Diane Peltz – Contributing Writer
Since the letter of intent was signed regarding the sale of Mission Hospitals to HCA (Hospital Corporation of America) back in March 2018, the process continues. After due diligence, which involved joint integration and strategic planning for both entities, a definitive agreement was reached. Mission will now be planning for the creation of a new foundation to serve the local community. It will further validate that joining HCA is the right choice for Mission Health’s team members, providers, patients and communities. This agreement is now being submitted to the North Carolina Attorney General’s office for approval.
Among the issues discussed at a meeting, on Monday, Sept. 10, that included Karen Gorby, president and CNO (Chief Nursing Officer) at Angel Medical Center; Rowena Buffett Timms, SVP (Senior Vice President), Government and Community Relations for Mission Health; and Kathy Guyette, SVP, Patient Care Services and President, Regional Member Hospitals Mission Health; were the benefits Western North Carolina (WNC) would receive due to this merger. Among those also in attendance were Franklin Mayor Bob Scott, Vice Mayor, Barbara McRae, Commissioner Gary Shields, and State Sen. Jim Davis.

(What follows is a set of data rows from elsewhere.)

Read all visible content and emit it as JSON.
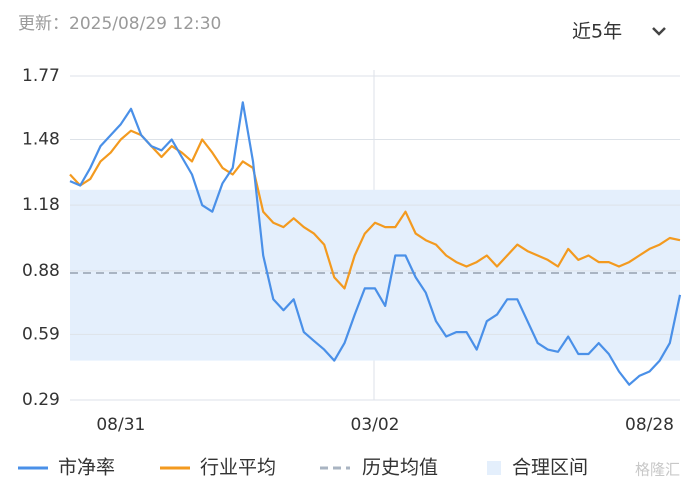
{
  "header": {
    "updated": "更新：2025/08/29 12:30",
    "range_selector": "近5年"
  },
  "watermark": "格隆汇",
  "chart_data": {
    "type": "line",
    "categories": [
      null,
      null,
      null,
      null,
      null,
      "08/31",
      null,
      null,
      null,
      null,
      null,
      null,
      null,
      null,
      null,
      null,
      null,
      null,
      null,
      null,
      null,
      null,
      null,
      null,
      null,
      null,
      null,
      null,
      null,
      null,
      "03/02",
      null,
      null,
      null,
      null,
      null,
      null,
      null,
      null,
      null,
      null,
      null,
      null,
      null,
      null,
      null,
      null,
      null,
      null,
      null,
      null,
      null,
      null,
      null,
      null,
      null,
      null,
      "08/28",
      null,
      null,
      null
    ],
    "series": [
      {
        "name": "市净率",
        "color": "#4a90e8",
        "values": [
          1.29,
          1.27,
          1.35,
          1.45,
          1.5,
          1.55,
          1.62,
          1.5,
          1.45,
          1.43,
          1.48,
          1.4,
          1.32,
          1.18,
          1.15,
          1.28,
          1.35,
          1.65,
          1.38,
          0.95,
          0.75,
          0.7,
          0.75,
          0.6,
          0.56,
          0.52,
          0.47,
          0.55,
          0.68,
          0.8,
          0.8,
          0.72,
          0.95,
          0.95,
          0.85,
          0.78,
          0.65,
          0.58,
          0.6,
          0.6,
          0.52,
          0.65,
          0.68,
          0.75,
          0.75,
          0.65,
          0.55,
          0.52,
          0.51,
          0.58,
          0.5,
          0.5,
          0.55,
          0.5,
          0.42,
          0.36,
          0.4,
          0.42,
          0.47,
          0.55,
          0.77
        ]
      },
      {
        "name": "行业平均",
        "color": "#f39a1f",
        "values": [
          1.32,
          1.27,
          1.3,
          1.38,
          1.42,
          1.48,
          1.52,
          1.5,
          1.45,
          1.4,
          1.45,
          1.42,
          1.38,
          1.48,
          1.42,
          1.35,
          1.32,
          1.38,
          1.35,
          1.15,
          1.1,
          1.08,
          1.12,
          1.08,
          1.05,
          1.0,
          0.85,
          0.8,
          0.95,
          1.05,
          1.1,
          1.08,
          1.08,
          1.15,
          1.05,
          1.02,
          1.0,
          0.95,
          0.92,
          0.9,
          0.92,
          0.95,
          0.9,
          0.95,
          1.0,
          0.97,
          0.95,
          0.93,
          0.9,
          0.98,
          0.93,
          0.95,
          0.92,
          0.92,
          0.9,
          0.92,
          0.95,
          0.98,
          1.0,
          1.03,
          1.02
        ]
      }
    ],
    "reference_line": {
      "name": "历史均值",
      "value": 0.87,
      "color": "#a9b4c2"
    },
    "band": {
      "name": "合理区间",
      "low": 0.47,
      "high": 1.25,
      "color": "#e4effc"
    },
    "ylim": [
      0.29,
      1.77
    ],
    "yticks": [
      0.29,
      0.59,
      0.88,
      1.18,
      1.48,
      1.77
    ],
    "grid": true
  }
}
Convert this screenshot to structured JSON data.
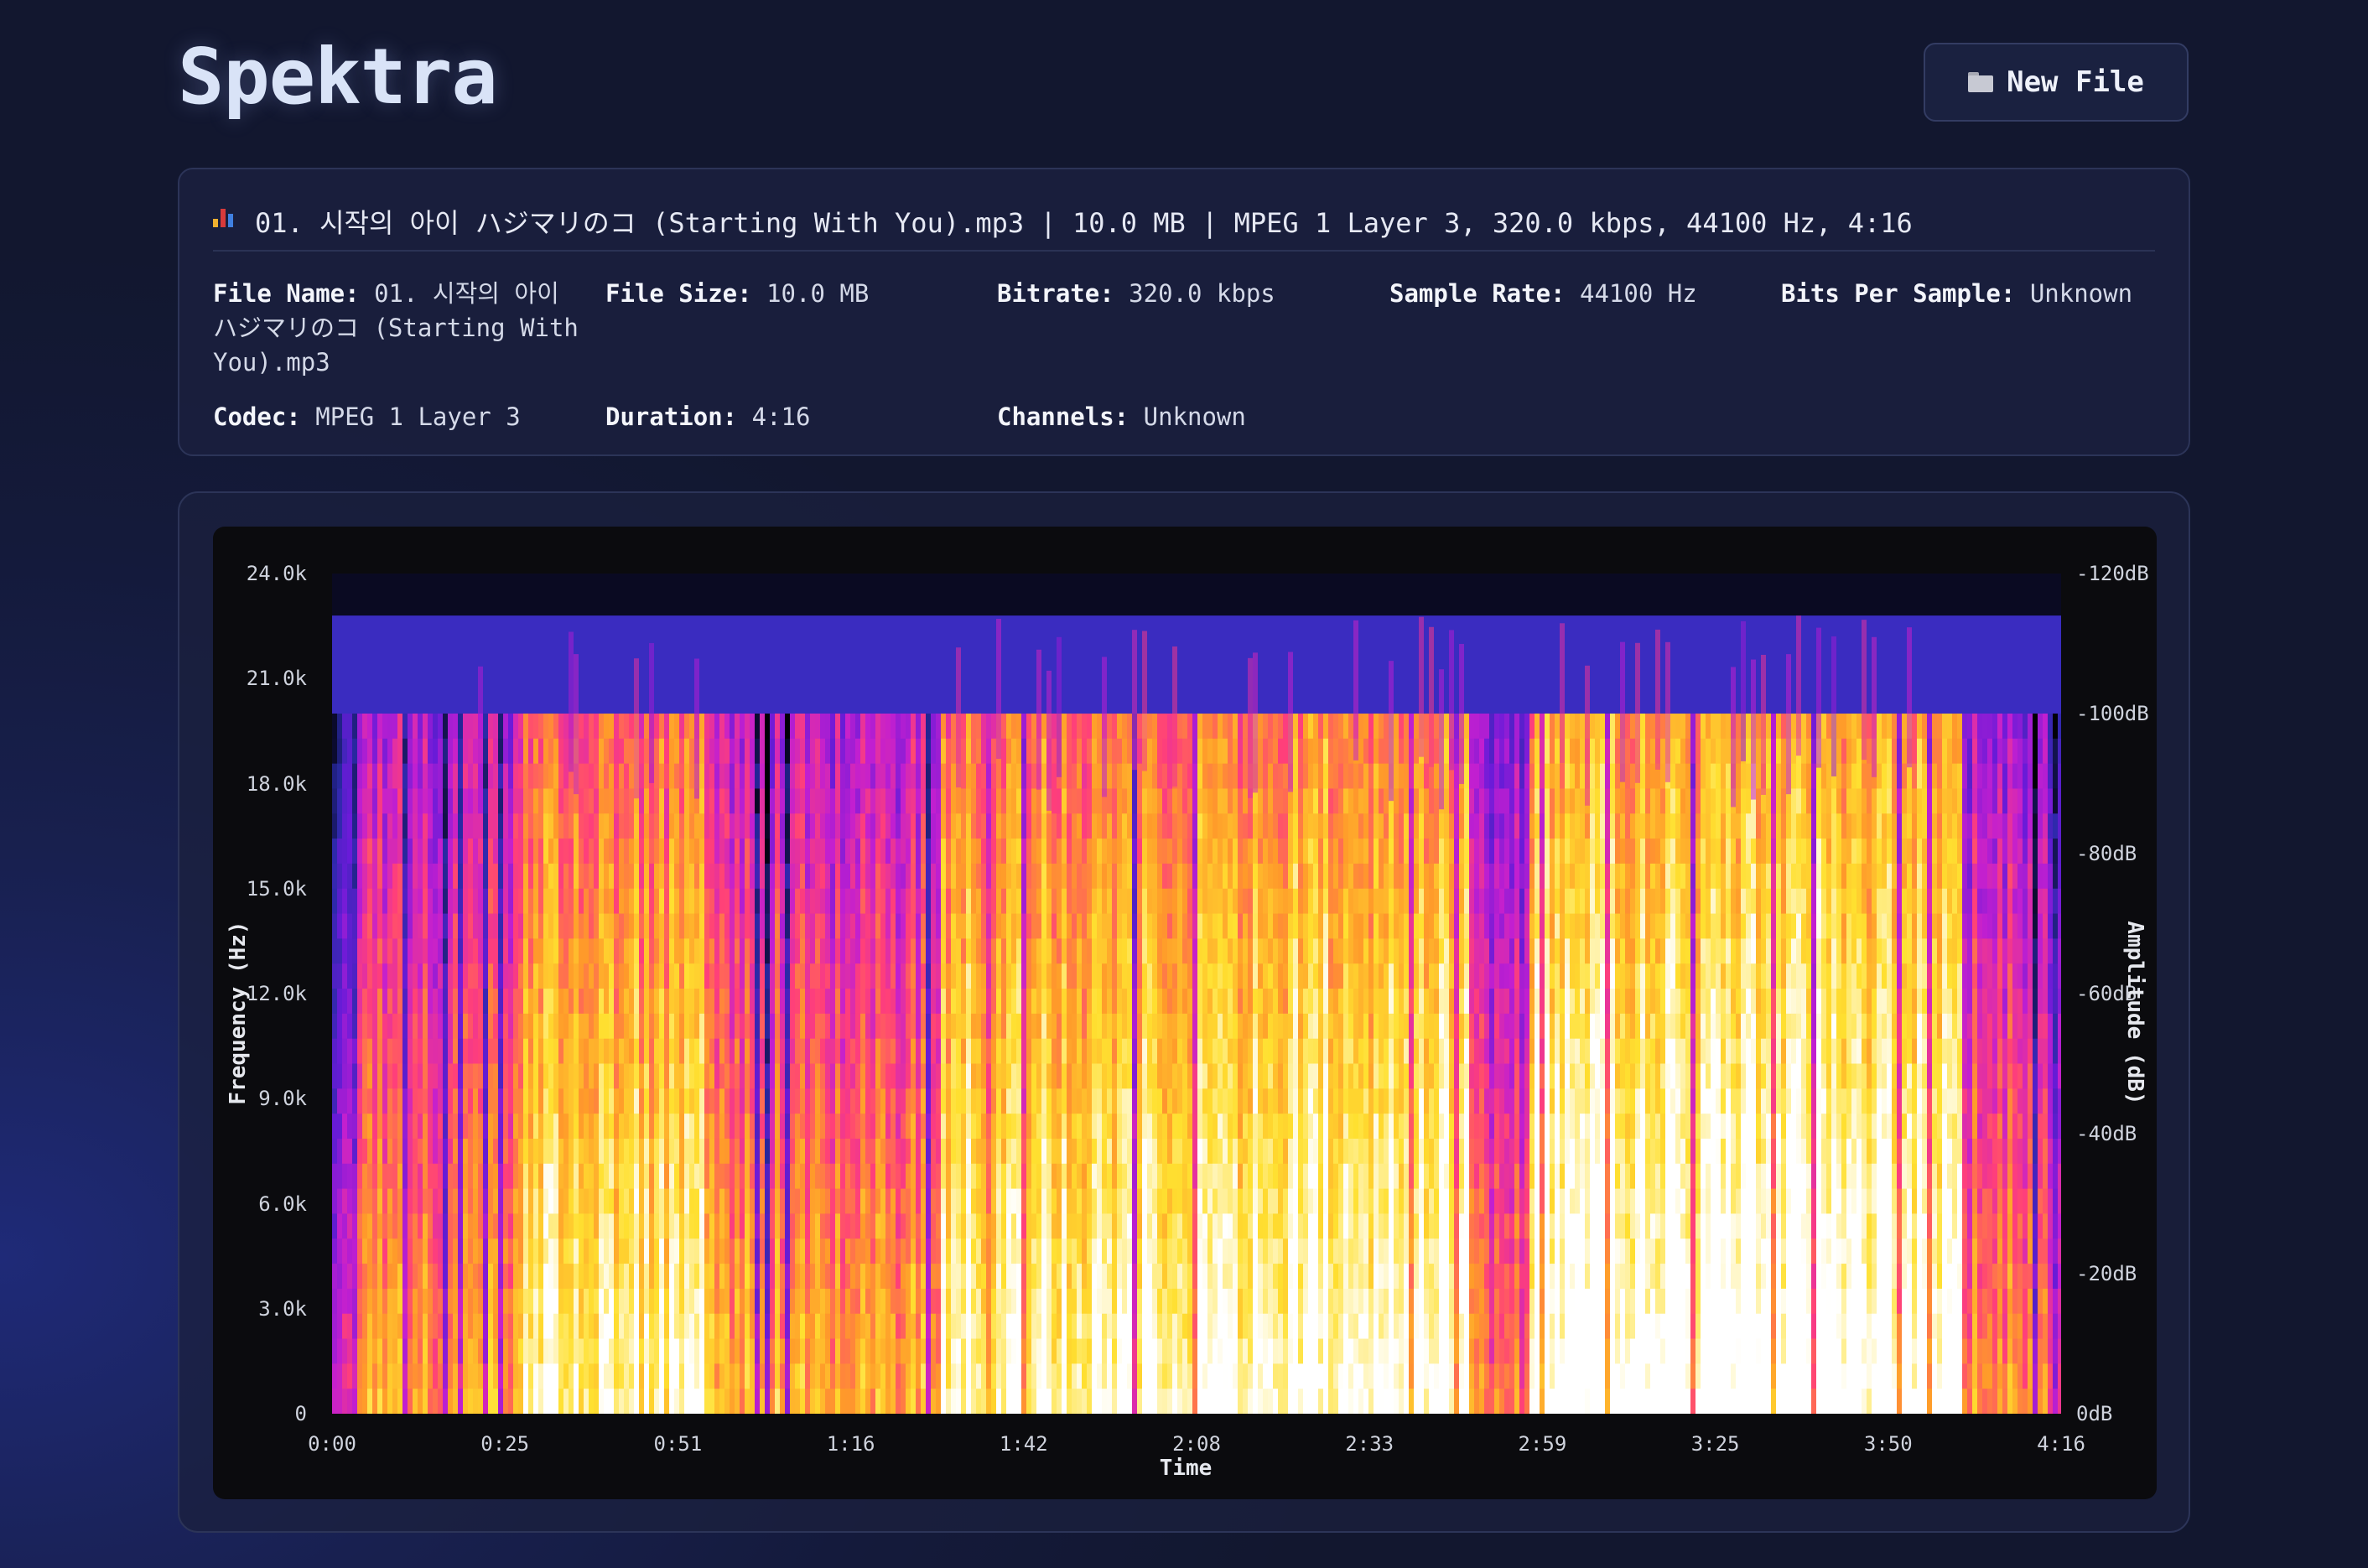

Gorby began by stating that by building a new facility, updated technology can be implemented where it was not possible in the existing Angel Hospital, which was built in 1956. Although it has been renovated over the years, much of the building still has its 1956 bones. Technology, robotics, and safety will abound in the newly planned facility, she said. Patient rooms will be larger. As it stands now, Angel’s 25 bed inpatient facility is 60 percent smaller than most other hospitals with no plans to expand the number of inpatient beds in the new facility. With new technologies currently being used patients’ hospital stays are becoming much shorter, often only a one day stay is necessary.
The Telemedics Technology field is growing and so HCA foresees this to be a valuable tool for consumers. Being able to be diagnosed and treated at home by their doctor via the internet will save time and money. If lab work or prescriptions are needed, the orders will be sent directly to the hospital or pharmacy, negating the need for a doctor’s visit just to pick up a referral, lab order or prescription. This method of health care could be advantageous for senior citizens and others who often must rely on friends, relatives or Macon County Transit to arrange transportation to and from their doctor visits. A discussion ensued regarding WNC’s broadband speed and access for all residents, which would be a factor in implementing any Telemedics program. Several attendees of the meeting stated that it will be looked into.
Mission representatives emphasized that financially it seems to make good sense for WNC. HCA has agreed to pay $1.5 billion for the assets of the Mission Health Care System. Under the contract nearly all of Mission Health facilities and clinics will become part of HCA Healthcare while continuing to operate under the Mission brand. HCA has committed to maintaining key clinical services for at least five years and keeping open all rehabilitation and acute-care hospitals for a minimum of 10 years. HCA has also agreed not to sell any rehabilitation or acute-care hospitals for a minimum of 10 years. HCA cannot close any hospital even if it is failing. None of these protections exist for Mission Health Care programs today.
HCA has also committed to $430 million over the next five years in capital expenditures which include the completion of the Mission Hospital for Advanced Medicine; a replacement hospital for Angel Medical Center; and building a new Behavioral Health Hospital in the region. HCA will also contribute $25 million with a matching funds of $25 million from Mission Health to create a $50 million innovation fund to invest in businesses providing innovations in health care delivery that benefit the people of WNC.
Chuck Hall, president of HCA’s National Group stated that he “was delighted to have visited the WNC area and said that Mission Health’s national reputation as a leader in clinical excellence and patient-centered care is consistent with their focus on quality and safety. The Mission Health Board believes that joining HCA is an extraordinary opportunity to build upon Mission Health’s exceptional quality and ensure that every entity within Mission Health has significant protections that it lacks today and to create a remarkable foundation that intends to invest in the social determinants of health.”
“HCA’s Sarah Cannon Cancer Institute has been the clinical trial leader in the majority of approved cancer therapies in the last decade and approximately 60 percent (106 of 177) of HCA Healthcare’s hospitals are on the Joint Commission’s list of Top Performers” stated John Garrett, MD, Vice Chair of the Mission Health Board. “Also, we know how essential nurses are in delivering high quality, compassionate care; 10 HCA Healthcare hospitals rank among only eight percent of hospitals nationwide that are Magnet-designated, indicating the highest quality of nursing excellence and innovations in professional nursing practice,” he said.
HCA is also well known for its ability to recruit highly qualified staff such as physicians and specialists. They are well known for their high quality residency programs, having one of the largest such programs in the country. Eighty to ninety percent of residents stay with the HCA network which means more and better providers for WNC. Future plans involve having everything ready by 2020 and to be totally transparent in the community.